James Stewart (1908–1997) was a prolific American actor who appeared in a variety of film roles in Hollywood, primarily of the Golden Age of Hollywood. From the beginning of his film career in 1934 through his final theatrical project in 1991, Stewart appeared in more than 92 films, television programs, and short subjects.

Stewart received several awards and nominations for his work. In 1999, he was ranked third by the American Film Institute on its "AFI's 100 Years... 100 Stars" list.

Twelve of his films have been preserved in the United States National Film Registry. He won the Academy Award for Best Actor for The Philadelphia Story whilst roles in Mr. Smith Goes to Washington, It's a Wonderful Life, Harvey and Anatomy of a Murder earned him Academy Award nominations. He also won a Golden Globe Award for his role in the television series Hawkins.

==Film career==
===Directors===
Stewart made his mark in screwball comedies, suspense thrillers, westerns and family comedies. He worked multiple times with directors, such as Anthony Mann (Winchester '73, Bend of the River, Thunder Bay, The Naked Spur, The Glenn Miller Story, The Far Country, The Man from Laramie and Strategic Air Command), Alfred Hitchcock (Rope, Rear Window, The Man Who Knew Too Much and Vertigo), John Ford (Two Rode Together, The Man Who Shot Liberty Valance and Cheyenne Autumn) and Frank Capra (It's a Wonderful Life, Mr. Smith Goes to Washington and You Can't Take It with You).
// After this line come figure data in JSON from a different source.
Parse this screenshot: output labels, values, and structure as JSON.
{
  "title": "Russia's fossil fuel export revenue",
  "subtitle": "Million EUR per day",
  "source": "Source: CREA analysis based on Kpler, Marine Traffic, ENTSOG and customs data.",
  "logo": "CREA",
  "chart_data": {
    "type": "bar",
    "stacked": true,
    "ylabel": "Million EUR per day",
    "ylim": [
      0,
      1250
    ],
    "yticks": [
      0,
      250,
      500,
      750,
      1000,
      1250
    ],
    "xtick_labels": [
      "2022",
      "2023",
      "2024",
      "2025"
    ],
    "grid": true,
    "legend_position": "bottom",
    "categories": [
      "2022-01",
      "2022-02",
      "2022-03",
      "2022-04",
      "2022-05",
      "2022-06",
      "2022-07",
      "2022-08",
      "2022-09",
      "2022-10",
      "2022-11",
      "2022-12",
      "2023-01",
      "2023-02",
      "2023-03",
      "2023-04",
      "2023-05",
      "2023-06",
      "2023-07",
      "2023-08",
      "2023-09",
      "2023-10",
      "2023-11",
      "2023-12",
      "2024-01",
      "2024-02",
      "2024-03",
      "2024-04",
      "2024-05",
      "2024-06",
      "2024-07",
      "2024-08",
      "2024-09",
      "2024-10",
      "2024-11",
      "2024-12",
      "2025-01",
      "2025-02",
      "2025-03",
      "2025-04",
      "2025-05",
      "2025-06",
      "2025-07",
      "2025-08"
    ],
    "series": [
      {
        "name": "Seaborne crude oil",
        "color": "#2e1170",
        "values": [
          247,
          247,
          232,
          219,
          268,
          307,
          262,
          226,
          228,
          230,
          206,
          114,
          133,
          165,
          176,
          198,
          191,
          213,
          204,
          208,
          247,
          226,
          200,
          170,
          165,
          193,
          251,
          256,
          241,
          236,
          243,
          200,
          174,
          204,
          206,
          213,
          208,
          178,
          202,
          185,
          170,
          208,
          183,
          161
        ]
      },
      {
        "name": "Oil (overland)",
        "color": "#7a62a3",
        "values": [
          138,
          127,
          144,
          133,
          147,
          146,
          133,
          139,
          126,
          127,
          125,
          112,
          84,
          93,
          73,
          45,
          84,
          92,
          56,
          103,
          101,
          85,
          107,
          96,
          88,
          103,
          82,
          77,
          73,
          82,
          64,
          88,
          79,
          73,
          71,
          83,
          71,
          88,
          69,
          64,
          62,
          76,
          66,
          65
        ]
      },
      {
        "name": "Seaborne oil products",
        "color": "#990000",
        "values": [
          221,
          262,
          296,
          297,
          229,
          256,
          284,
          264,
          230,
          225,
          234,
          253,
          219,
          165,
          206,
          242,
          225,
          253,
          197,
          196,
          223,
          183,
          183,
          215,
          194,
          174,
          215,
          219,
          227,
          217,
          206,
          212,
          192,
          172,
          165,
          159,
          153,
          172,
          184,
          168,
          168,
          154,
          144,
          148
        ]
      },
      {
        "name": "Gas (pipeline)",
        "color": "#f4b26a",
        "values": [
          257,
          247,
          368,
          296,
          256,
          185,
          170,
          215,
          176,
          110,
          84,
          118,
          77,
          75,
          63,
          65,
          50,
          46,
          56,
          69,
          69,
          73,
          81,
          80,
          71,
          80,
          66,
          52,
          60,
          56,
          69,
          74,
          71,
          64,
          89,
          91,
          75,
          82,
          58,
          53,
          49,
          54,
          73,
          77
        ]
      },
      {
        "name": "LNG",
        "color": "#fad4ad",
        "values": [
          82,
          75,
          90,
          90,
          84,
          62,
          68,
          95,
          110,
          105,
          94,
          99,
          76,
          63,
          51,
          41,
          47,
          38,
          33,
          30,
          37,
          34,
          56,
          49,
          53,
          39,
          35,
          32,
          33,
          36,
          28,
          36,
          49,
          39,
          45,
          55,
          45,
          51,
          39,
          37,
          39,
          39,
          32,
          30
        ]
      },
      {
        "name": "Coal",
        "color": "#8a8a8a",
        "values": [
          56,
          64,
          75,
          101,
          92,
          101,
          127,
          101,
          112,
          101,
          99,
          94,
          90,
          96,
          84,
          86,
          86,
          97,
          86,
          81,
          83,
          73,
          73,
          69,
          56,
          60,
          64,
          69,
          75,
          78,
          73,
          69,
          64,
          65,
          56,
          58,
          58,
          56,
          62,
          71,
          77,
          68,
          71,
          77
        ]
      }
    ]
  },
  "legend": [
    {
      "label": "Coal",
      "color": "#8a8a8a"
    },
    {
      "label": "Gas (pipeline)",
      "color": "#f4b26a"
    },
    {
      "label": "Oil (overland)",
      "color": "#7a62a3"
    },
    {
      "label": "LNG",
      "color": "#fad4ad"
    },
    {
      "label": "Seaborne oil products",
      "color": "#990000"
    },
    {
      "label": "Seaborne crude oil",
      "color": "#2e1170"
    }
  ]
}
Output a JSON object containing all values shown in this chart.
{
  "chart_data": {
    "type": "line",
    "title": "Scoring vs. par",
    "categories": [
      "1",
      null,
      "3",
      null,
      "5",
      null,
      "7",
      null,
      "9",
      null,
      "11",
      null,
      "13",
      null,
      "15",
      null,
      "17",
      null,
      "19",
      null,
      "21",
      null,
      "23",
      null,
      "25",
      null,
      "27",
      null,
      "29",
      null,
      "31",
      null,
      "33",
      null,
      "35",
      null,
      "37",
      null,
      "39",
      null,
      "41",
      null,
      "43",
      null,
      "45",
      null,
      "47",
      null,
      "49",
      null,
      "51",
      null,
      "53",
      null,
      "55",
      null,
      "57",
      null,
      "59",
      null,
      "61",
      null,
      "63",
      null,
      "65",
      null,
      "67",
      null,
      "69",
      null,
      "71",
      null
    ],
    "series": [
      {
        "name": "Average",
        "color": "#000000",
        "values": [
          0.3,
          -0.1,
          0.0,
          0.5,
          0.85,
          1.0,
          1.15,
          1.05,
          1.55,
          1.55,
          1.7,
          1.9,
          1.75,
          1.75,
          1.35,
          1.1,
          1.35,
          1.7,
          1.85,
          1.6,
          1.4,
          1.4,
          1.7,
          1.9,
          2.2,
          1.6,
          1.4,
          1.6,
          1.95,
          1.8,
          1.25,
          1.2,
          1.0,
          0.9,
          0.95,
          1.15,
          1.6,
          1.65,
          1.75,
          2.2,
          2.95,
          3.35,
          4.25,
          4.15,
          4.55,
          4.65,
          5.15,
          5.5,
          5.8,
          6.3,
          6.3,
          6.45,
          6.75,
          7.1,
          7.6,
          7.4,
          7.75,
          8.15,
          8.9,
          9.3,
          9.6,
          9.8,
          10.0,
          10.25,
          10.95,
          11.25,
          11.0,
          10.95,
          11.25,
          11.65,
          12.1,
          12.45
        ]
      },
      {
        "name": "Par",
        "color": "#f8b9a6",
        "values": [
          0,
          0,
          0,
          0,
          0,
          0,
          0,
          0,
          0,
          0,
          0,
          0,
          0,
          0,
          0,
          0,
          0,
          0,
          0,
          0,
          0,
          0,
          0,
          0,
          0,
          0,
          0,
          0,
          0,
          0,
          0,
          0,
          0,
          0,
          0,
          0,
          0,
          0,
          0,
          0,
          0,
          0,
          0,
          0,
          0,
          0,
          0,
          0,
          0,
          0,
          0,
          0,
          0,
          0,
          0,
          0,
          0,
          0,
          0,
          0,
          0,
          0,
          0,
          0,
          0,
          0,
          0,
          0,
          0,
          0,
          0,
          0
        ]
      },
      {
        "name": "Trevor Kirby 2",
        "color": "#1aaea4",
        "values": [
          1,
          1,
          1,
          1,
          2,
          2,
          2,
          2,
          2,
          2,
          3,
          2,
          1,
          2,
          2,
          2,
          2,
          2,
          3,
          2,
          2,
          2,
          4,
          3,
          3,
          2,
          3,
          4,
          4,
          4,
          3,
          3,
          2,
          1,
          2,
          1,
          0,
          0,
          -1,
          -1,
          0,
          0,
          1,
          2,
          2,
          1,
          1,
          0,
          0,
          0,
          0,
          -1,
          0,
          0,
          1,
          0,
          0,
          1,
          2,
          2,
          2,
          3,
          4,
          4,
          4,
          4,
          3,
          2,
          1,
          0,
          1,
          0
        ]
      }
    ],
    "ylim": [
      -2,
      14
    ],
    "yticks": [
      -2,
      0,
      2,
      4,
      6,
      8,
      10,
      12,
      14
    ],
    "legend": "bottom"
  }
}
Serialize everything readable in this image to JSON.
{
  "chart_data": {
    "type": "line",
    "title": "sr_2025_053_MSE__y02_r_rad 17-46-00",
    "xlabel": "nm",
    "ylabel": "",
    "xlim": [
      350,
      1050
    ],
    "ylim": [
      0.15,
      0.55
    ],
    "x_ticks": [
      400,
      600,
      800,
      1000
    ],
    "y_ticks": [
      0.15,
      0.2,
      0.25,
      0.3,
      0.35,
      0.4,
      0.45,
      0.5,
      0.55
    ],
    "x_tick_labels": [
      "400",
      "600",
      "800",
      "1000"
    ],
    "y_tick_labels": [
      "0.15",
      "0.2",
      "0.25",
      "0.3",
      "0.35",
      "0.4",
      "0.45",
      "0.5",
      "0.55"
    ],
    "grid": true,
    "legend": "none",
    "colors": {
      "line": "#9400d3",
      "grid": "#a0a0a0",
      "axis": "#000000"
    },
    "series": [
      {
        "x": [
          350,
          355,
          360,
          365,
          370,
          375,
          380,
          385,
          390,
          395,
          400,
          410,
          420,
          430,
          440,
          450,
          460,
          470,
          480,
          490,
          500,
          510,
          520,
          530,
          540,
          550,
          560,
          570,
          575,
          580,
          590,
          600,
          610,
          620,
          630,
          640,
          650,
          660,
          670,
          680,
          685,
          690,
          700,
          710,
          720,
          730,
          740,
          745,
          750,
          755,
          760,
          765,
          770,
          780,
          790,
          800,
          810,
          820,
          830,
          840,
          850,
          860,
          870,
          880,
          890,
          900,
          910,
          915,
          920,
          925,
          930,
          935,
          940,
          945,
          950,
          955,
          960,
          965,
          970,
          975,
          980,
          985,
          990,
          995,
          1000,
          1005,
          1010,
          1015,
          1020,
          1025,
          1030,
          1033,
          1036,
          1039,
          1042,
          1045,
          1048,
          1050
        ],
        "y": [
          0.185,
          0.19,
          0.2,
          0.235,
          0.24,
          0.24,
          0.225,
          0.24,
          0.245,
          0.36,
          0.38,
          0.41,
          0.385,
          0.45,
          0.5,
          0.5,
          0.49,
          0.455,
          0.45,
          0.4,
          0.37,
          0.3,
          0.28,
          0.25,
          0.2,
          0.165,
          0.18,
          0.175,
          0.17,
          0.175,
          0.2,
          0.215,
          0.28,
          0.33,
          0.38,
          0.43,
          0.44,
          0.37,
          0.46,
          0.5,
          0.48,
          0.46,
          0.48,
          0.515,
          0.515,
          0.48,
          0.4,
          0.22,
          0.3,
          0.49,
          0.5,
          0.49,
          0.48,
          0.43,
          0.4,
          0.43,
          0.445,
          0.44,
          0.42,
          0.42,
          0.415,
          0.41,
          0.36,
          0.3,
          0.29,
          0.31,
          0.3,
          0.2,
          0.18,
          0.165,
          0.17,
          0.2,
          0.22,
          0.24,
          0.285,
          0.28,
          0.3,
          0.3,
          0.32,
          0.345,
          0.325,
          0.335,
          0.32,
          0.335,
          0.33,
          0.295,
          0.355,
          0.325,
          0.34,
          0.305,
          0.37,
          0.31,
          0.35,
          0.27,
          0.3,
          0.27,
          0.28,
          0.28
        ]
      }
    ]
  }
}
Directors with whom he also worked include Henry Hathaway (Call Northside 777 and How the West Was Won), Frank Borzage (The Mortal Storm), Ernst Lubitsch (The Shop Around the Corner), Billy Wilder (The Spirit of St. Louis) and Otto Preminger (Anatomy of a Murder).

===Actors===
Actors with whom Stewart worked include Lionel Barrymore, Ward Bond, Walter Brennan, Raymond Burr, Harry Carey, John Dall, Charles Drake, Dan Duryea, Frank Faylen, Henry Fonda, Clark Gable, Ben Gazzara, Farley Granger, Cary Grant, Tom Helmore, Charlton Heston, Rock Hudson, Todd Karns, Arthur Kennedy, Karl Malden, Lee Marvin, Bernard Miles, Thomas Mitchell, Robert Mitchum, Frank Morgan, Harry Morgan, Arthur O'Connell, William Powell, Claude Rains, Oliver Reed, Edward G. Robinson, Mickey Rooney, Robert Ryan, George C. Scott, Robert Taylor, Spencer Tracy, Henry Travers, John Wayne, Richard Widmark and Cornel Wilde.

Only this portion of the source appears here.